Un peu après après Zubiri, le payasage devient désolant avec le passage à proximité d'une usine. Contraste impressionnant entre deux mondes diamétralement oppsés et qui pourtant se côtoient. J'ai décidé de poursuivre jusqu'à Larrasoana où on m'a vanté l'accueil du Maire. Lorsque j'arrive au gîte, plusieurs personnes attendent en file indienne, et le maire, assis derrière une table, parle à chaque pèlerins pendant cinq minutes. C'est long quand on attend à la fin d'une étape....Je remarque rapidement que les personnes à qui il s'adresse ne comprennent pas l'espagnol....assez surréaliste ce monologue avec cette petite musique qu'il a mise en fond et ces visages qui reflètent la plus complète incompréhension.
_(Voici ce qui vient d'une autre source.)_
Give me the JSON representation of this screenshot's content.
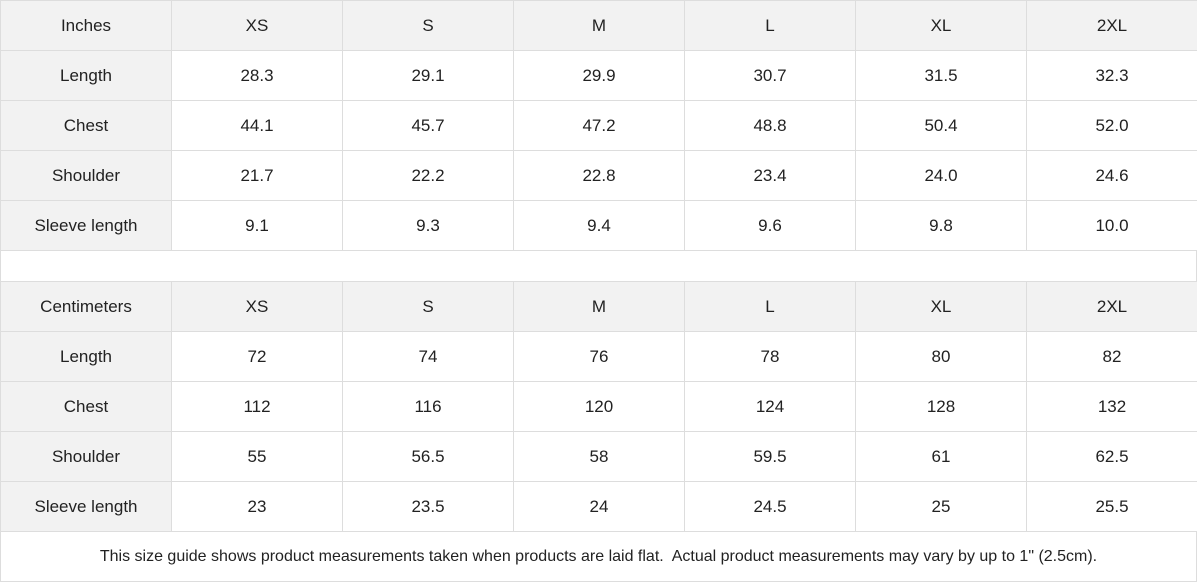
{
  "tables": [
    {
      "header": [
        "Inches",
        "XS",
        "S",
        "M",
        "L",
        "XL",
        "2XL"
      ],
      "rows": [
        [
          "Length",
          "28.3",
          "29.1",
          "29.9",
          "30.7",
          "31.5",
          "32.3"
        ],
        [
          "Chest",
          "44.1",
          "45.7",
          "47.2",
          "48.8",
          "50.4",
          "52.0"
        ],
        [
          "Shoulder",
          "21.7",
          "22.2",
          "22.8",
          "23.4",
          "24.0",
          "24.6"
        ],
        [
          "Sleeve length",
          "9.1",
          "9.3",
          "9.4",
          "9.6",
          "9.8",
          "10.0"
        ]
      ]
    },
    {
      "header": [
        "Centimeters",
        "XS",
        "S",
        "M",
        "L",
        "XL",
        "2XL"
      ],
      "rows": [
        [
          "Length",
          "72",
          "74",
          "76",
          "78",
          "80",
          "82"
        ],
        [
          "Chest",
          "112",
          "116",
          "120",
          "124",
          "128",
          "132"
        ],
        [
          "Shoulder",
          "55",
          "56.5",
          "58",
          "59.5",
          "61",
          "62.5"
        ],
        [
          "Sleeve length",
          "23",
          "23.5",
          "24",
          "24.5",
          "25",
          "25.5"
        ]
      ]
    }
  ],
  "note": "This size guide shows product measurements taken when products are laid flat.  Actual product measurements may vary by up to 1\" (2.5cm)."
}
A la fin il nous libère et nous conduit à l'étage où des matelas, les uns contre les autres, ont été déposés sur le sol. C'est vraiment spartiate. Il nous en coûte 5 euros...Le couple qui avait pris le taxi avec moi me rejoint. En sortant du gîte, je croise Catherine, la jeune Québeckoise, partie de St Jean Pied de Port et avec qui j'avais discuté un peu sur le chemin. Elle est dépitée, ne sait pas où aller, le maire lui a dit que le gîte était complet. Hors il reste deux matelas dans notre chambre, explication sommaire avec le maire et Catherine sera hébergée dans notre "dortoir". Il en sera de même avec une jeune allemande qui profitera du dernier matelas restant, grace à l'initiative de Catherine. Une sacrée chambrée, six matelas directement sur le sol, accolés les uns aux autres, sans aucun espace libre dans la pièce. Les sacs à dos sont entassés au bout des matelas; "colchones" en espagnol. Je suis au fond de la pièce , et pour sortir, j'enjambe les différents sacs en évitant de marcher sur les pieds de mes colocataires. Heureusement l'ambiance est très sympa et les rares ronflements ne m'empêcheront pas de dormir. C'est ma première réelle étape en Espagne et je suis un peu surpris de ne pas voir de cuisine au gîte. Par contre...hasard, un petit restau. à 200 mètres qui propose un menu pèlerin à 10,25 euros. Pas le choix, j'y vais. L'aubergiste est complètement débordé, il fait deux services pour servir tout le monde. On est entassés dans la minuscule salle de bar en attendant le repas......pas terrible, et pour combler le tout, il pleut.

Avant de partir le maire nous donne un morceau de ruban plastique jaune avec en imprimé une coquille et le nom de son village....maigre consolation par rapport à la qualité du gîte qui n'a que le mérite d'exister. (je regrette un peu de ne pas m'être arrêté à Zubiri....j'apprendrai plus tard que le gîte ne valait pas mieux)...

Arrêt casse-croute et photo obligatoire devant ce magnifique paysage.